Official of Polish intelligence and security services

Grzegorz Małecki (born 18 October 1967) is an official of Polish intelligence and security services, diplomat, colonel, such as the Office for State Protection (UOP), the Internal Security Agency (ABW) and the Foreign Intelligence Agency (AW). In 2016 he was the Head of the Foreign Intelligence Agency of the Republic of Poland.

== Life ==
He studied at the Faculty of History and Pedagogical Sciences at University of Wrocław, where he graduated in history in 1991. In the same year he joined UOP and completed an officer training in the UOP Central Training Centre in Łódź in 1992. He worked for UOP until 2001 and in this time he was among others deputy director of UOP branch in Opole as well as the head of department in UOP branch in Wrocław.
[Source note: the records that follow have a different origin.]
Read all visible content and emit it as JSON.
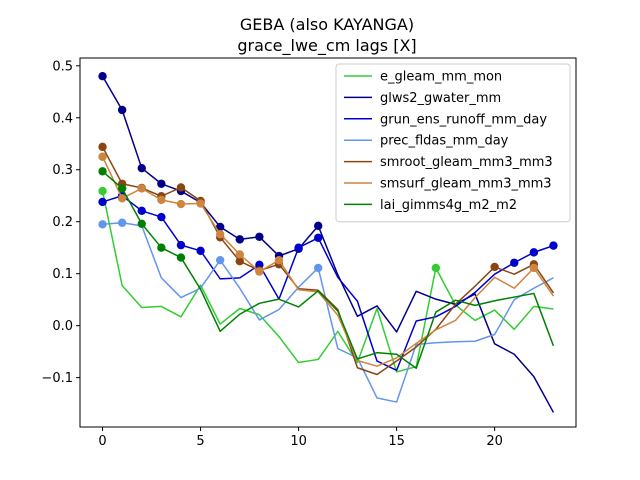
{
  "chart_data": {
    "type": "line",
    "title": "GEBA (also KAYANGA)",
    "subtitle": "grace_lwe_cm lags [X]",
    "xlabel": "",
    "ylabel": "",
    "xlim": [
      -1.15,
      24.15
    ],
    "ylim": [
      -0.195,
      0.515
    ],
    "xticks": [
      0,
      5,
      10,
      15,
      20
    ],
    "yticks": [
      -0.1,
      0.0,
      0.1,
      0.2,
      0.3,
      0.4,
      0.5
    ],
    "ytick_labels": [
      "−0.1",
      "0.0",
      "0.1",
      "0.2",
      "0.3",
      "0.4",
      "0.5"
    ],
    "grid": false,
    "legend_position": "upper-right",
    "x": [
      0,
      1,
      2,
      3,
      4,
      5,
      6,
      7,
      8,
      9,
      10,
      11,
      12,
      13,
      14,
      15,
      16,
      17,
      18,
      19,
      20,
      21,
      22,
      23
    ],
    "series": [
      {
        "name": "e_gleam_mm_mon",
        "color": "#32cd32",
        "values": [
          0.259,
          0.077,
          0.035,
          0.037,
          0.017,
          0.078,
          0.003,
          0.033,
          0.021,
          -0.021,
          -0.071,
          -0.065,
          -0.011,
          -0.071,
          0.033,
          -0.089,
          -0.079,
          0.111,
          0.04,
          0.01,
          0.03,
          -0.007,
          0.037,
          0.032
        ],
        "markers": [
          0,
          17
        ]
      },
      {
        "name": "glws2_gwater_mm",
        "color": "#00008b",
        "values": [
          0.48,
          0.415,
          0.303,
          0.273,
          0.259,
          0.237,
          0.19,
          0.166,
          0.171,
          0.134,
          0.148,
          0.192,
          0.098,
          0.018,
          0.038,
          -0.012,
          0.066,
          0.051,
          0.041,
          0.061,
          -0.035,
          -0.055,
          -0.098,
          -0.167
        ],
        "markers": [
          0,
          1,
          2,
          3,
          4,
          5,
          6,
          7,
          8,
          9,
          10,
          11
        ]
      },
      {
        "name": "grun_ens_runoff_mm_day",
        "color": "#0000cd",
        "values": [
          0.238,
          0.25,
          0.221,
          0.209,
          0.155,
          0.144,
          0.09,
          0.092,
          0.117,
          0.051,
          0.15,
          0.169,
          0.093,
          0.047,
          -0.068,
          -0.086,
          0.009,
          0.017,
          0.037,
          0.064,
          0.099,
          0.121,
          0.141,
          0.154
        ],
        "markers": [
          0,
          1,
          2,
          3,
          4,
          5,
          8,
          10,
          11,
          21,
          22,
          23
        ]
      },
      {
        "name": "prec_fldas_mm_day",
        "color": "#6495ed",
        "values": [
          0.195,
          0.198,
          0.192,
          0.092,
          0.054,
          0.072,
          0.126,
          0.072,
          0.011,
          0.031,
          0.074,
          0.111,
          -0.044,
          -0.062,
          -0.139,
          -0.147,
          -0.036,
          -0.033,
          -0.031,
          -0.03,
          -0.017,
          0.05,
          0.072,
          0.092
        ],
        "markers": [
          0,
          1,
          6,
          11
        ]
      },
      {
        "name": "smroot_gleam_mm3_mm3",
        "color": "#8b4513",
        "values": [
          0.344,
          0.273,
          0.265,
          0.249,
          0.266,
          0.24,
          0.17,
          0.124,
          0.106,
          0.118,
          0.071,
          0.068,
          0.031,
          -0.081,
          -0.094,
          -0.068,
          -0.041,
          -0.007,
          0.041,
          0.076,
          0.113,
          0.099,
          0.118,
          0.063
        ],
        "markers": [
          0,
          1,
          2,
          3,
          4,
          5,
          6,
          7,
          8,
          9,
          20,
          22
        ]
      },
      {
        "name": "smsurf_gleam_mm3_mm3",
        "color": "#cd853f",
        "values": [
          0.325,
          0.245,
          0.264,
          0.242,
          0.234,
          0.235,
          0.176,
          0.137,
          0.104,
          0.126,
          0.069,
          0.065,
          0.02,
          -0.067,
          -0.078,
          -0.062,
          -0.034,
          -0.008,
          0.01,
          0.054,
          0.093,
          0.072,
          0.111,
          0.057
        ],
        "markers": [
          0,
          1,
          2,
          3,
          4,
          5,
          6,
          7,
          8,
          9,
          22
        ]
      },
      {
        "name": "lai_gimms4g_m2_m2",
        "color": "#008000",
        "values": [
          0.297,
          0.264,
          0.196,
          0.15,
          0.131,
          0.07,
          -0.011,
          0.022,
          0.043,
          0.051,
          0.036,
          0.067,
          0.028,
          -0.064,
          -0.052,
          -0.055,
          -0.082,
          0.026,
          0.049,
          0.039,
          0.048,
          0.055,
          0.062,
          -0.039
        ],
        "markers": [
          0,
          1,
          2,
          3,
          4
        ]
      }
    ]
  }
}
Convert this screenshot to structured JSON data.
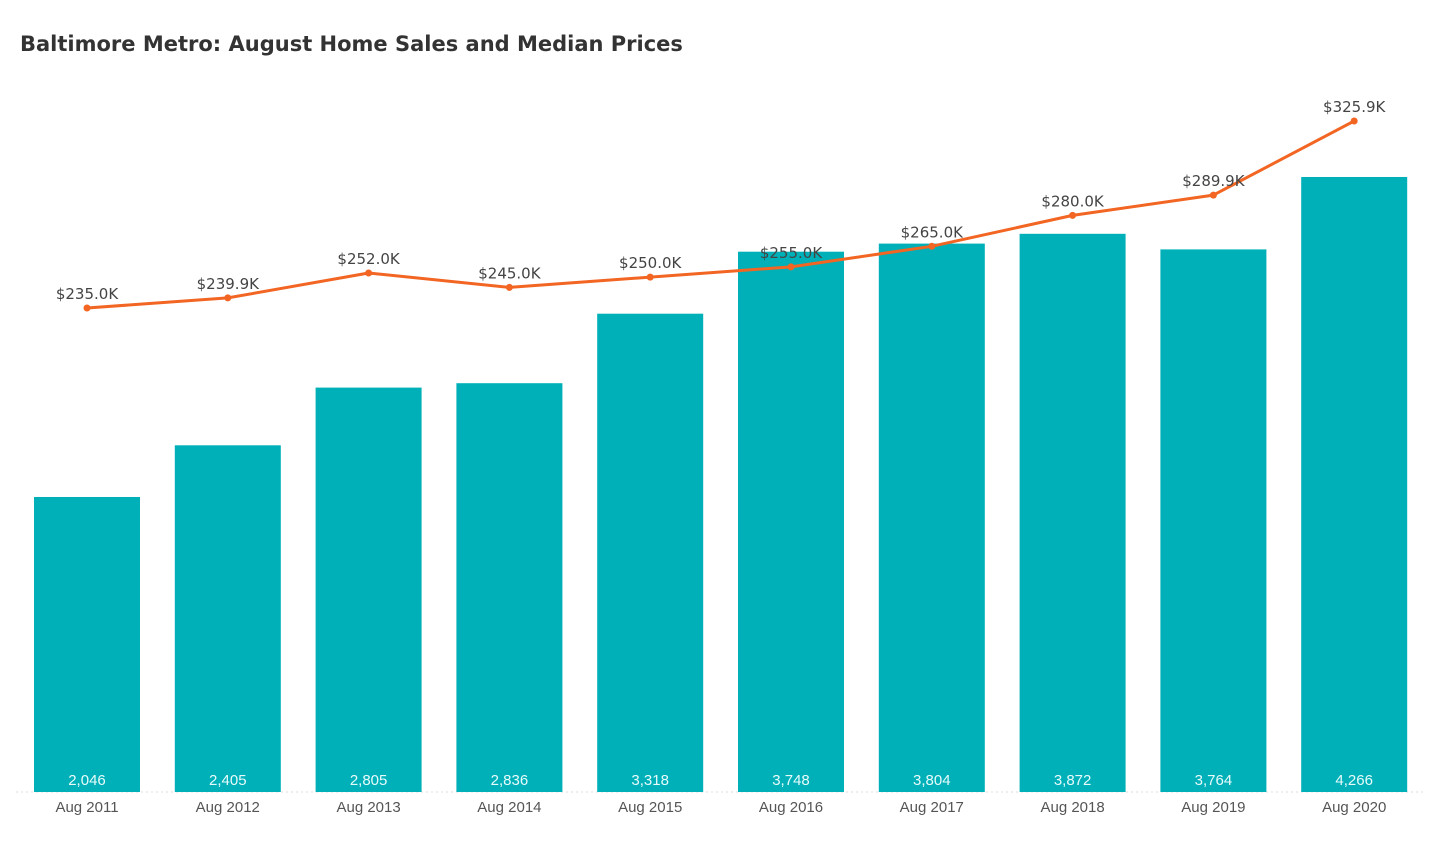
{
  "chart_data": {
    "type": "bar",
    "title": "Baltimore Metro: August Home Sales and Median Prices",
    "categories": [
      "Aug 2011",
      "Aug 2012",
      "Aug 2013",
      "Aug 2014",
      "Aug 2015",
      "Aug 2016",
      "Aug 2017",
      "Aug 2018",
      "Aug 2019",
      "Aug 2020"
    ],
    "series": [
      {
        "type": "bar",
        "values": [
          2046,
          2405,
          2805,
          2836,
          3318,
          3748,
          3804,
          3872,
          3764,
          4266
        ],
        "labels": [
          "2,046",
          "2,405",
          "2,805",
          "2,836",
          "3,318",
          "3,748",
          "3,804",
          "3,872",
          "3,764",
          "4,266"
        ],
        "color": "#00b0b9"
      },
      {
        "type": "line",
        "values": [
          235.0,
          239.9,
          252.0,
          245.0,
          250.0,
          255.0,
          265.0,
          280.0,
          289.9,
          325.9
        ],
        "labels": [
          "$235.0K",
          "$239.9K",
          "$252.0K",
          "$245.0K",
          "$250.0K",
          "$255.0K",
          "$265.0K",
          "$280.0K",
          "$289.9K",
          "$325.9K"
        ],
        "color": "#f26522"
      }
    ],
    "xlabel": "",
    "ylabel": "",
    "grid": false,
    "legend": "none"
  }
}
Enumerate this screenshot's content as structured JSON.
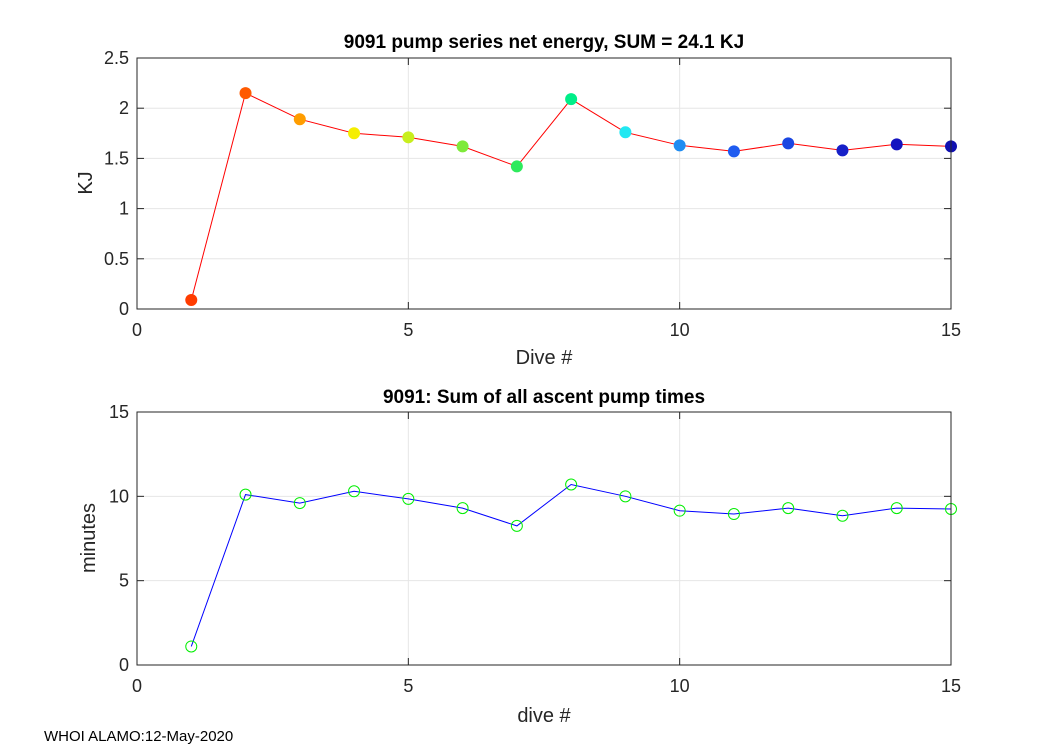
{
  "chart_data": [
    {
      "type": "line",
      "title": "9091 pump series net energy, SUM =  24.1 KJ",
      "xlabel": "Dive #",
      "ylabel": "KJ",
      "xlim": [
        0,
        15
      ],
      "ylim": [
        0,
        2.5
      ],
      "xticks": [
        "0",
        "5",
        "10",
        "15"
      ],
      "yticks": [
        "0",
        "0.5",
        "1",
        "1.5",
        "2",
        "2.5"
      ],
      "grid": true,
      "line_color": "#ff0000",
      "x": [
        1,
        2,
        3,
        4,
        5,
        6,
        7,
        8,
        9,
        10,
        11,
        12,
        13,
        14,
        15
      ],
      "values": [
        0.09,
        2.15,
        1.89,
        1.75,
        1.71,
        1.62,
        1.42,
        2.09,
        1.76,
        1.63,
        1.57,
        1.65,
        1.58,
        1.64,
        1.62
      ],
      "marker_colors": [
        "#ff3c00",
        "#ff5a00",
        "#ff9d00",
        "#f5ee00",
        "#c8ee1e",
        "#7fea3a",
        "#2eea5c",
        "#00ee88",
        "#22e8f2",
        "#1f8cf2",
        "#1f5cf0",
        "#1a46e2",
        "#1620c8",
        "#1414c0",
        "#1010b0"
      ]
    },
    {
      "type": "line",
      "title": "9091: Sum of all ascent pump times",
      "xlabel": "dive #",
      "ylabel": "minutes",
      "xlim": [
        0,
        15
      ],
      "ylim": [
        0,
        15
      ],
      "xticks": [
        "0",
        "5",
        "10",
        "15"
      ],
      "yticks": [
        "0",
        "5",
        "10",
        "15"
      ],
      "grid": true,
      "line_color": "#0000ff",
      "marker_color": "#00ee00",
      "x": [
        1,
        2,
        3,
        4,
        5,
        6,
        7,
        8,
        9,
        10,
        11,
        12,
        13,
        14,
        15
      ],
      "values": [
        1.1,
        10.1,
        9.6,
        10.3,
        9.85,
        9.3,
        8.25,
        10.7,
        10.0,
        9.15,
        8.95,
        9.3,
        8.85,
        9.3,
        9.25
      ]
    }
  ],
  "footer": "WHOI ALAMO:12-May-2020"
}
Between 2003 and 2004 he held the position of the head of Inspection and Audit Department in Opole Town Hall. He worked as an advisor to the Head of ABW between 2004 and 2007. In 2006-2008 he lectured at Nicolaus Copernicus University in Toruń. Between 2005 and 2008 he held the position of Director of Buerau and Secretary to the Secret Service Committee. Between 2007 and 2013 he was an advisor to the Head AW, and in 2009 – 2012 he was First Cansellor in the Polish Embassy in Spain. In 2013 he started working for the private sector. On 19 November 2015 he became the Acting Head of AW, and the Head of AW on 19 February 2016. He stopped down from this post on 21 September 2016 and completed his mission as the Head of AW a week later. He was awarded Bronze Cross of Merit and Silver Cross of Merit.